The title is a bit vague. This might be an on-going topic I address over and over.

Oh well.

This week, I've been watching the Ken Burns and Dayton Duncan The National Parks: America’s Best Idea PBS series that came out last year. I'd not seen most of the series yet, and people comment about it when they visit our parks, so I thought I needed to watch the series in its entirety.

I'm not going to comment on quality, breadth of content, etc. That's up to each person's point of view. But I do like history a bit and I think the photography has been beautiful. :)

The thing that - almost unknowingly - hits me is that this series has the ability to grip emotions if you let it. Or if you are moved by these great parks as I am. Several influential early park proponents went into the moutains for their health.
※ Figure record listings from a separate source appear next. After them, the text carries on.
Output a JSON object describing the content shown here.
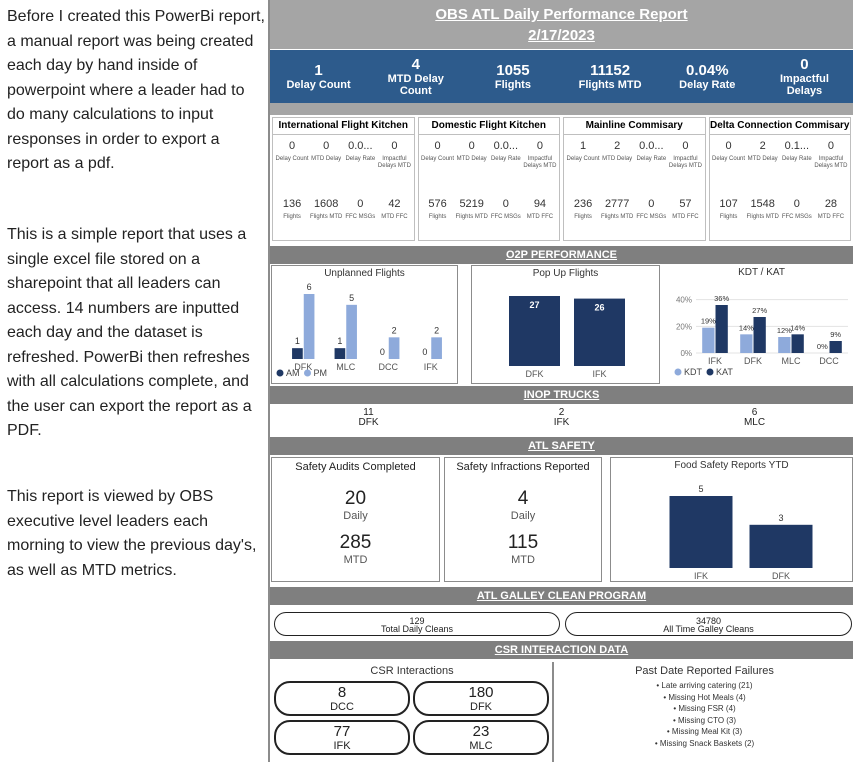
{
  "description": [
    "Before I created this PowerBi report, a manual report was being created each day by hand inside of powerpoint where a leader had to do many calculations to input responses in order to export a report as a pdf.",
    "This is a simple report that uses a single excel file stored on a sharepoint that all leaders can access. 14 numbers are inputted each day and the dataset is refreshed. PowerBi then refreshes with all calculations complete, and the user can export the report as a PDF.",
    "This report is viewed by OBS executive level leaders each morning to view the previous day's, as well as MTD metrics."
  ],
  "header": {
    "title": "OBS ATL Daily Performance Report",
    "date": "2/17/2023"
  },
  "kpis": [
    {
      "value": "1",
      "label": "Delay Count"
    },
    {
      "value": "4",
      "label": "MTD Delay Count"
    },
    {
      "value": "1055",
      "label": "Flights"
    },
    {
      "value": "11152",
      "label": "Flights MTD"
    },
    {
      "value": "0.04%",
      "label": "Delay Rate"
    },
    {
      "value": "0",
      "label": "Impactful Delays"
    }
  ],
  "kitchens": [
    {
      "name": "International Flight Kitchen",
      "metrics": [
        {
          "value": "0",
          "label": "Delay Count"
        },
        {
          "value": "0",
          "label": "MTD Delay"
        },
        {
          "value": "0.0...",
          "label": "Delay Rate"
        },
        {
          "value": "0",
          "label": "Impactful Delays MTD"
        },
        {
          "value": "136",
          "label": "Flights"
        },
        {
          "value": "1608",
          "label": "Flights MTD"
        },
        {
          "value": "0",
          "label": "FFC MSGs"
        },
        {
          "value": "42",
          "label": "MTD FFC"
        }
      ]
    },
    {
      "name": "Domestic Flight Kitchen",
      "metrics": [
        {
          "value": "0",
          "label": "Delay Count"
        },
        {
          "value": "0",
          "label": "MTD Delay"
        },
        {
          "value": "0.0...",
          "label": "Delay Rate"
        },
        {
          "value": "0",
          "label": "Impactful Delays MTD"
        },
        {
          "value": "576",
          "label": "Flights"
        },
        {
          "value": "5219",
          "label": "Flights MTD"
        },
        {
          "value": "0",
          "label": "FFC MSGs"
        },
        {
          "value": "94",
          "label": "MTD FFC"
        }
      ]
    },
    {
      "name": "Mainline Commisary",
      "metrics": [
        {
          "value": "1",
          "label": "Delay Count"
        },
        {
          "value": "2",
          "label": "MTD Delay"
        },
        {
          "value": "0.0...",
          "label": "Delay Rate"
        },
        {
          "value": "0",
          "label": "Impactful Delays MTD"
        },
        {
          "value": "236",
          "label": "Flights"
        },
        {
          "value": "2777",
          "label": "Flights MTD"
        },
        {
          "value": "0",
          "label": "FFC MSGs"
        },
        {
          "value": "57",
          "label": "MTD FFC"
        }
      ]
    },
    {
      "name": "Delta Connection Commisary",
      "metrics": [
        {
          "value": "0",
          "label": "Delay Count"
        },
        {
          "value": "2",
          "label": "MTD Delay"
        },
        {
          "value": "0.1...",
          "label": "Delay Rate"
        },
        {
          "value": "0",
          "label": "Impactful Delays MTD"
        },
        {
          "value": "107",
          "label": "Flights"
        },
        {
          "value": "1548",
          "label": "Flights MTD"
        },
        {
          "value": "0",
          "label": "FFC MSGs"
        },
        {
          "value": "28",
          "label": "MTD FFC"
        }
      ]
    }
  ],
  "sections": {
    "o2p": "O2P PERFORMANCE",
    "inop": "INOP TRUCKS",
    "safety": "ATL SAFETY",
    "galley": "ATL GALLEY CLEAN PROGRAM",
    "csr": "CSR INTERACTION DATA"
  },
  "charts": {
    "unplanned": {
      "type": "bar",
      "title": "Unplanned Flights",
      "categories": [
        "DFK",
        "MLC",
        "DCC",
        "IFK"
      ],
      "series": [
        {
          "name": "AM",
          "color": "#1f3864",
          "values": [
            1,
            1,
            0,
            0
          ]
        },
        {
          "name": "PM",
          "color": "#8eaadb",
          "values": [
            6,
            5,
            2,
            2
          ]
        }
      ]
    },
    "popup": {
      "type": "bar",
      "title": "Pop Up Flights",
      "categories": [
        "DFK",
        "IFK"
      ],
      "values": [
        27,
        26
      ],
      "color": "#1f3864"
    },
    "kdt": {
      "type": "bar",
      "title": "KDT / KAT",
      "categories": [
        "IFK",
        "DFK",
        "MLC",
        "DCC"
      ],
      "series": [
        {
          "name": "KDT",
          "color": "#8eaadb",
          "values": [
            19,
            14,
            12,
            0
          ],
          "value_labels": [
            "19%",
            "14%",
            "12%",
            "0%"
          ]
        },
        {
          "name": "KAT",
          "color": "#1f3864",
          "values": [
            36,
            27,
            14,
            9
          ],
          "value_labels": [
            "36%",
            "27%",
            "14%",
            "9%"
          ]
        }
      ],
      "ylim": [
        0,
        45
      ],
      "yticks": [
        {
          "value": 0,
          "label": "0%"
        },
        {
          "value": 20,
          "label": "20%"
        },
        {
          "value": 40,
          "label": "40%"
        }
      ],
      "grid": true
    },
    "food": {
      "type": "bar",
      "title": "Food Safety Reports YTD",
      "categories": [
        "IFK",
        "DFK"
      ],
      "values": [
        5,
        3
      ],
      "color": "#1f3864"
    }
  },
  "inop": [
    {
      "value": "11",
      "label": "DFK"
    },
    {
      "value": "2",
      "label": "IFK"
    },
    {
      "value": "6",
      "label": "MLC"
    }
  ],
  "safety": [
    {
      "title": "Safety Audits Completed",
      "daily": "20",
      "daily_label": "Daily",
      "mtd": "285",
      "mtd_label": "MTD"
    },
    {
      "title": "Safety Infractions Reported",
      "daily": "4",
      "daily_label": "Daily",
      "mtd": "115",
      "mtd_label": "MTD"
    }
  ],
  "galley": [
    {
      "value": "129",
      "label": "Total Daily Cleans"
    },
    {
      "value": "34780",
      "label": "All Time Galley Cleans"
    }
  ],
  "csr": {
    "title": "CSR Interactions",
    "items": [
      {
        "value": "8",
        "label": "DCC"
      },
      {
        "value": "180",
        "label": "DFK"
      },
      {
        "value": "77",
        "label": "IFK"
      },
      {
        "value": "23",
        "label": "MLC"
      }
    ]
  },
  "failures": {
    "title": "Past Date Reported Failures",
    "items": [
      "• Late arriving catering (21)",
      "• Missing Hot Meals (4)",
      "• Missing FSR (4)",
      "• Missing CTO (3)",
      "• Missing Meal Kit (3)",
      "• Missing Snack Baskets (2)"
    ]
  }
}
They talked and wrote of spiritual experiences they had.

I can identify with them. And I'm thankful that there were people willing to set aside places for breathing mountain air, for renewal, for escaping the 'everyday' world.

Watching this series, too, I find myself wanting to be more of an outspoken advocate. I feel compelled to act. To do more.

“National parks embody an idea as uniquely American as the Declaration of Independence and just as radical: that the most magnificent and sacred places in our land belong not to royalty or the rich but to everyone- and for all time,” said Burns. “While making this series, we discovered more than stories of the most dramatic landscapes on earth. We discovered stories of remarkable people from every conceivable background. What they had in common was a passion to save some precious portion of the land they loved so that those of us who followed might have the same chance to fall in love with that place. Without them, parks would not exist.”